SUIG strangle positions are structurally neutral / high-volatility (long premium, OTM); the modeled P&L assumes European-style exercise at expiration and ignores early assignment, transaction costs, dividends paid before expiry on the stock leg (when present), and the bid-ask spread on the listed chain. SUIG positions also carry Financial Services sector concentration risk; news flow inside the sector (peer earnings, regulatory shifts, supply-chain headlines) can move SUIG alongside the broader basket even when SUIG-specific fundamentals are unchanged. Always rebuild the position from current SUIG chain quotes before placing a trade.

Frequently asked questions

What is a strangle on SUIG?
A strangle on SUIG is the strangle strategy applied to SUIG (stock). The strategy is structurally neutral / high-volatility (long premium, OTM): A long strangle buys an OTM call and an OTM put at offset strikes, cheaper than a straddle but requiring a larger underlying move to profit since both wings start out-of-the-money. With SUIG stock trading near $1.10, the strikes shown on this page are snapped to the nearest listed SUIG chain strike and the premiums come straight from the end-of-day bid/ask midpoint.
How are SUIG strangle max profit and max loss calculated?
Upside max profit is unbounded; downside max profit is bounded at the put strike minus the combined debit (reached at zero). Max loss equals the combined debit times 100 (reached anywhere between the two OTM strikes). Two breakevens at call-strike plus debit and put-strike minus debit. For the SUIG strangle priced from the end-of-day chain at a 30-day expiry (ATM IV 485.00%), the computed maximum profit is unbounded per contract and the computed maximum loss is unbounded per contract. Live intraday quotes will differ as the chain moves through the trading session.
What is the breakeven for a SUIG strangle?
The breakeven for the SUIG strangle priced on this page is no defined breakeven on the modeled curve at expiration, derived from end-of-day chain premiums. Breakeven is the underlying price at which the strategy's P&L crosses zero ignoring transaction costs and assignment risk. The current SUIG market-implied 1-standard-deviation expected move is approximately 139.04%; if the move sits well outside the breakeven distance, the structure's risk-reward becomes correspondingly tighter.
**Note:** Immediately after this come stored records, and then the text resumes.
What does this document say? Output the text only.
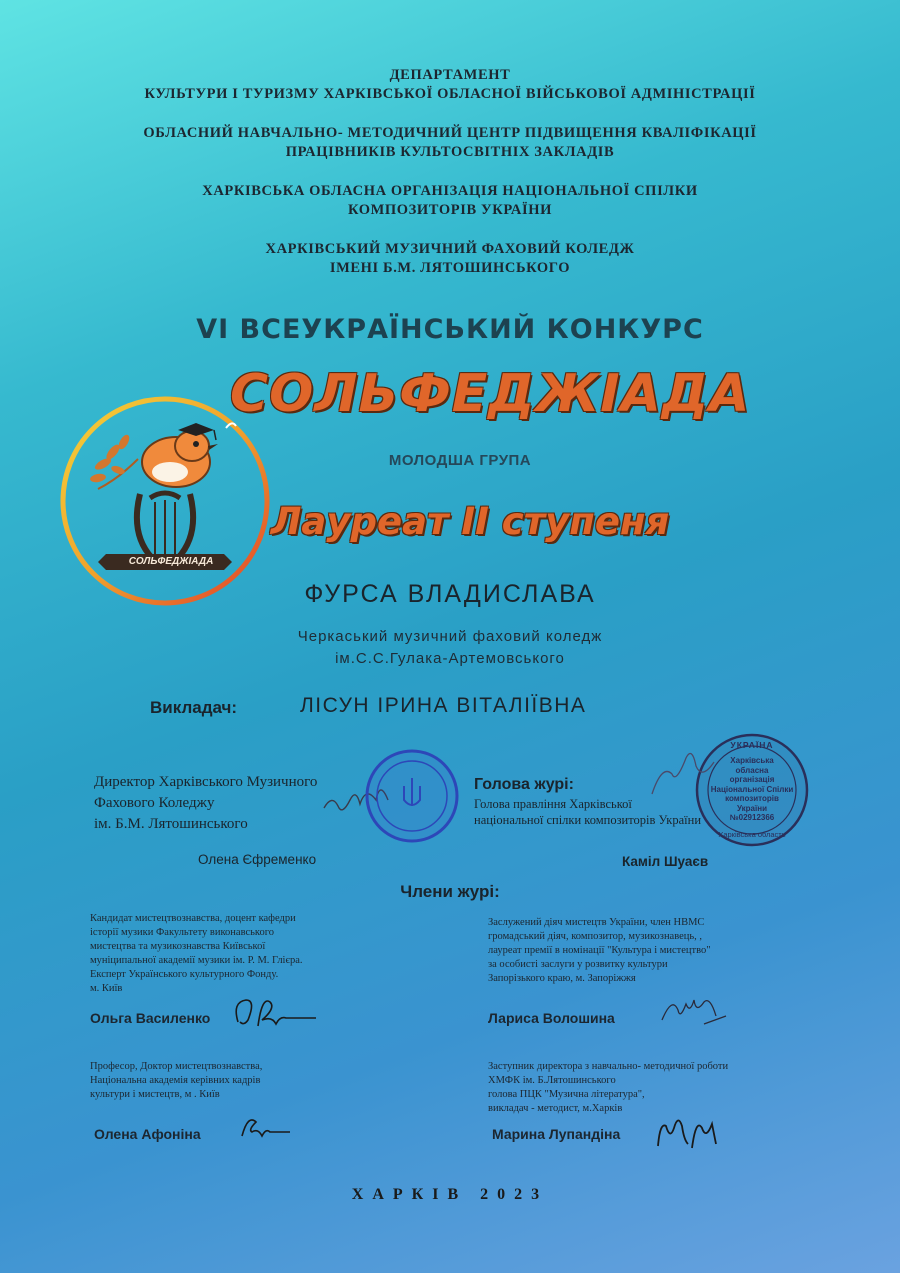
ДЕПАРТАМЕНТ
КУЛЬТУРИ І ТУРИЗМУ ХАРКІВСЬКОЇ ОБЛАСНОЇ ВІЙСЬКОВОЇ АДМІНІСТРАЦІЇ
ОБЛАСНИЙ НАВЧАЛЬНО- МЕТОДИЧНИЙ ЦЕНТР ПІДВИЩЕННЯ КВАЛІФІКАЦІЇ
ПРАЦІВНИКІВ КУЛЬТОСВІТНІХ ЗАКЛАДІВ
ХАРКІВСЬКА ОБЛАСНА ОРГАНІЗАЦІЯ НАЦІОНАЛЬНОЇ СПІЛКИ
КОМПОЗИТОРІВ УКРАЇНИ
ХАРКІВСЬКИЙ МУЗИЧНИЙ ФАХОВИЙ КОЛЕДЖ
ІМЕНІ Б.М. ЛЯТОШИНСЬКОГО
VI ВСЕУКРАЇНСЬКИЙ КОНКУРС
СОЛЬФЕДЖІАДА
МОЛОДША ГРУПА
Лауреат II ступеня
СОЛЬФЕДЖІАДА
ФУРСА ВЛАДИСЛАВА
Черкаський музичний фаховий коледж
ім.С.С.Гулака-Артемовського
Викладач:	ЛІСУН ІРИНА ВІТАЛІЇВНА
Директор Харківського Музичного
Фахового Коледжу
ім. Б.М. Лятошинського
Олена Єфременко
Голова журі:
Голова правління Харківської
національної спілки композиторів України
Каміл Шуаєв
УКРАЇНА
Харківська
обласна
організація
Національної Спілки
композиторів
України
№02912366
Харківська область
Члени журі:
Кандидат мистецтвознавства, доцент кафедри
історії музики Факультету виконавського
мистецтва та музикознавства Київської
муніципальної академії музики ім. Р. М. Глієра.
Експерт Українського культурного Фонду.
м. Київ
Ольга Василенко
Заслужений діяч мистецтв України, член НВМС
громадський діяч, композитор, музикознавець, ,
лауреат премії в номінації "Культура і мистецтво"
за особисті заслуги у розвитку культури
Запорізького краю, м. Запоріжжя
Лариса Волошина
Професор, Доктор мистецтвознавства,
Національна академія керівних кадрів
культури і мистецтв, м . Київ
Олена Афоніна
Заступник директора з навчально- методичної роботи
ХМФК ім. Б.Лятошинського
голова ПЦК "Музична література",
викладач - методист, м.Харків
Марина Лупандіна
ХАРКІВ 2023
When should you consider a strangle on SUIG?
Strangles on SUIG are the cheaper cousin of the straddle - traders use them when they want a large directional move but are willing to give up the inner-strike sensitivity in exchange for a lower up-front debit on the SUIG chain.
How does current SUIG implied volatility affect this strangle?
SUIG ATM IV is at 485.00% with IV rank near 100.00%, which is elevated relative to its 1-year range. Premium-selling structures (covered call, cash-secured put, iron condor) generally look more attractive when IV rank is high; premium-buying structures (long call, long put, debit spreads) are more expensive in that regime.